トレイルヘッドからより遠いサイト3を選んだ。
アドビ様式のビジターセンター
国立公園ほかの年間パス パークの入場ゲートで購入できる
ビジターセンターからバックカントリーキャンプサイトのトレイルヘッドまで7マイルドライブする。
最初は見慣れた砂漠だが、少しずつ白い砂が現れ、気が付けばゲレンデへ向かう風景そのものになる。まるで雪国だ。
Dunes Dr, White Sands National Monument, NM
バックカントリーキャンプサイトのトレイルヘッド
ここはいわゆるキャンプ場ではない。水道もトイレも無い “Primitive Backcountry Campsites”なのだ。
「White Sands doesn't offer hotel accommodations or RV/car camping within the monument; however, we do offer primitive backcountry camping in the heart of the dunes.」
トレイルヘッドに車を停め、テント、寝袋、マット、チェア、テーブル、コッヘル、ストーブ、水3L、一眼レフカメラ、ローストチキン1羽ほかを担ぎ、陽の沈むピンクの砂丘をひとり歩く。
Canp Site はループトレイル上に配置されている
Stay ALIVE !!!
トレイルヘッドから自分のサイトまでは50~150mに1本の間隔で樹脂の目印が立っている。
高低差のある場所は間隔が狭く、見通しの良いところは間隔が広い。
キャンプサイトに辿り着くための情報はこれだけだ。目印を見落とし少し焦った。陽が落ちたら本気でヤバい。
イノチヅナ。風が吹くと簡単に見失うらしい
目印は倒れている場合もある 実際2本倒れていた トレースが無ければロストだ
勾配のある砂丘をいくつも越える
Site 3 : N32° 48.386 / W106° 16.497
日没のころ設営完了
テント設営は10分で完了。砂を3センチも掘ると適度に湿っていて意外にペグが利く。
陽が沈むと急に気温が下がった。石膏とは言えやはりここは砂漠だ。
10あるサイトはどれも数百メートルずつ離れている。それぞれが砂丘の窪地にあるので互いの気配を感じることもない。大きな音を出してはいけない規則もある。
完全な孤独のための仕掛けが幾重にも用意されている。
借りたジェットボイルでハインツスープを温める。このギアの湯沸かしスピードに驚く。どうなってんだコレ。

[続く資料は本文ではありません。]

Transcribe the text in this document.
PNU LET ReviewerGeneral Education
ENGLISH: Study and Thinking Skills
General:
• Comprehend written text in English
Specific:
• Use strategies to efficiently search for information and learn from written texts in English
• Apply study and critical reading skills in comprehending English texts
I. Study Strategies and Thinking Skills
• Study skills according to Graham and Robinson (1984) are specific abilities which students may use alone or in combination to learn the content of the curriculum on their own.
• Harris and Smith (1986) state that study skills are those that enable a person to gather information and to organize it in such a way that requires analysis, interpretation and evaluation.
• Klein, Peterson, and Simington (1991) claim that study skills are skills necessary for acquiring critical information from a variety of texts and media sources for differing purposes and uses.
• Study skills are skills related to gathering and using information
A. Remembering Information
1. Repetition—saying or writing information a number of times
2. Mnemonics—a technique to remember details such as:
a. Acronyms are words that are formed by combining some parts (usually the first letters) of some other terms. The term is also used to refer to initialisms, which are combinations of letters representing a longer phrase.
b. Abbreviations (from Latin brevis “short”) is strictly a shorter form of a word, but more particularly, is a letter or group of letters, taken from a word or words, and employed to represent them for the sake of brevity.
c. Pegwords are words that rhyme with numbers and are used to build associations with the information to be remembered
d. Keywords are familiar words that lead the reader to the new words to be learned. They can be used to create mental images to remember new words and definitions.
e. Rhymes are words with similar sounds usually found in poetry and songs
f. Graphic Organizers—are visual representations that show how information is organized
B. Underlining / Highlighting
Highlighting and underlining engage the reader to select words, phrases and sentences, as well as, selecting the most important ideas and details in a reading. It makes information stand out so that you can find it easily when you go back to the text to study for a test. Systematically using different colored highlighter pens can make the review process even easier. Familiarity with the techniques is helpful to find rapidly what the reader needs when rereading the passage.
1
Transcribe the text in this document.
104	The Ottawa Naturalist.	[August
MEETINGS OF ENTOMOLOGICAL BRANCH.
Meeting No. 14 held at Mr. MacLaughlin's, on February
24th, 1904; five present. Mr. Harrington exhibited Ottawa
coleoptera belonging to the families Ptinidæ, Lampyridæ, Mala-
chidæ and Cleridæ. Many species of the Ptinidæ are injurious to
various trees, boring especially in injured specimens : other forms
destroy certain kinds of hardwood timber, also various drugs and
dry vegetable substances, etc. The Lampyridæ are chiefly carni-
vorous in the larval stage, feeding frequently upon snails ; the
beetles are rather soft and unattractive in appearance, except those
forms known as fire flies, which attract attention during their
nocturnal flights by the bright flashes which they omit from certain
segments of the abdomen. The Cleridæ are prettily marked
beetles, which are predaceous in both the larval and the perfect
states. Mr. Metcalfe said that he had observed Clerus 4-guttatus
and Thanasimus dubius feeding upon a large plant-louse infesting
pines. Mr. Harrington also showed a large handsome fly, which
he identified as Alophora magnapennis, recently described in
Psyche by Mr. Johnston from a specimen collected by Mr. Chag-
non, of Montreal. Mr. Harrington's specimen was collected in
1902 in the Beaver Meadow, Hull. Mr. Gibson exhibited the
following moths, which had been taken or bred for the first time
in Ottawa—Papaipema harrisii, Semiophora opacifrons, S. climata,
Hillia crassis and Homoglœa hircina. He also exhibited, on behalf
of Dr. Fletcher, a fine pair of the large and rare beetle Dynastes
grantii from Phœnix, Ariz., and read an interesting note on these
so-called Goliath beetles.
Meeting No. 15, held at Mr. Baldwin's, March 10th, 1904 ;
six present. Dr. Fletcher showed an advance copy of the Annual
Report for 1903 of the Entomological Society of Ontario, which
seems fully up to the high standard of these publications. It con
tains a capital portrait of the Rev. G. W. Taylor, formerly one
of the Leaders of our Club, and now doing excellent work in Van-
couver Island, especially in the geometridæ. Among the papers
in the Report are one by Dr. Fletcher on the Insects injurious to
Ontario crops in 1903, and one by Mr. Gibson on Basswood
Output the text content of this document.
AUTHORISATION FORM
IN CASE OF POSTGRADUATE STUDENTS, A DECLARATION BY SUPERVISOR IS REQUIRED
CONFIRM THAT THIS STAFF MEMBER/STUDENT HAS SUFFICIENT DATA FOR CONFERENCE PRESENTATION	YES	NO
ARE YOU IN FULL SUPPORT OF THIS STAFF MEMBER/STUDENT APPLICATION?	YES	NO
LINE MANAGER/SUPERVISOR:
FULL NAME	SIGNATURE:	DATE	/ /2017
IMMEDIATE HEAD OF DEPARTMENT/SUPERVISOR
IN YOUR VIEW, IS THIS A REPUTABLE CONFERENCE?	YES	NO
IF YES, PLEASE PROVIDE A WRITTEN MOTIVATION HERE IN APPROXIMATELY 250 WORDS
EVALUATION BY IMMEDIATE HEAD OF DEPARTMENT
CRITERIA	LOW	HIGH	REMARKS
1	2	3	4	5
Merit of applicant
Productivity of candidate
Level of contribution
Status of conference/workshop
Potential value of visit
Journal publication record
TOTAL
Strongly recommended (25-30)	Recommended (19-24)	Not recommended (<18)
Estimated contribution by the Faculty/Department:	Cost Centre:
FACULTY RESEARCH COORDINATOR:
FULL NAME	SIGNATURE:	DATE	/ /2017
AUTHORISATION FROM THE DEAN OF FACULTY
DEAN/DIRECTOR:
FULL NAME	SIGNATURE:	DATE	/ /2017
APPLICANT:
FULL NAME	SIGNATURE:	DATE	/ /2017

V8とファミリーサイズのグリーンサラダでビタミン補給、左右の鶏ももでタンパク質摂取。
濃いめの湯割りバーボンで暖をとる。月が沈む23:00までテントの中で一休み。
隠れる月と南のひとつ星とソロテント 21:30頃
フライシートをガサガサする音で目が覚めた。これにはビビった。
前室に置いていたローストチキンのパックがテントの外に。ジェットボイルも10m先に転がっている。
あれはビジターセンターで知ったコヨーテだな。チキンの欲しい彼はじっとこちらを睨んでいる。
覚悟を決め、大声を出しテントの外に出ていったら 闇に消えていってくれた。
時計は0:00を過ぎている。月は砂丘に落ち、辺りは暗く、気温はさらに下がった。
北十字が砂丘の西に刺さる。まるで倒れかけの墓標だ。
ランタンを消せば、白鳥の尻からカシオペヤ、カペラ、オリオンの東まで流れる淡い河が浮かんでくる。
平衡感覚が麻痺し、宙に浮いている様な錯覚。
独りでいる優越と後悔が同時にやってくる。泣けてくるので、もう寝ようか。
極上の孤独
北緯32度48分24秒、西経106度16分30秒、冬の大三角が目の前にある砂漠のテント場にて。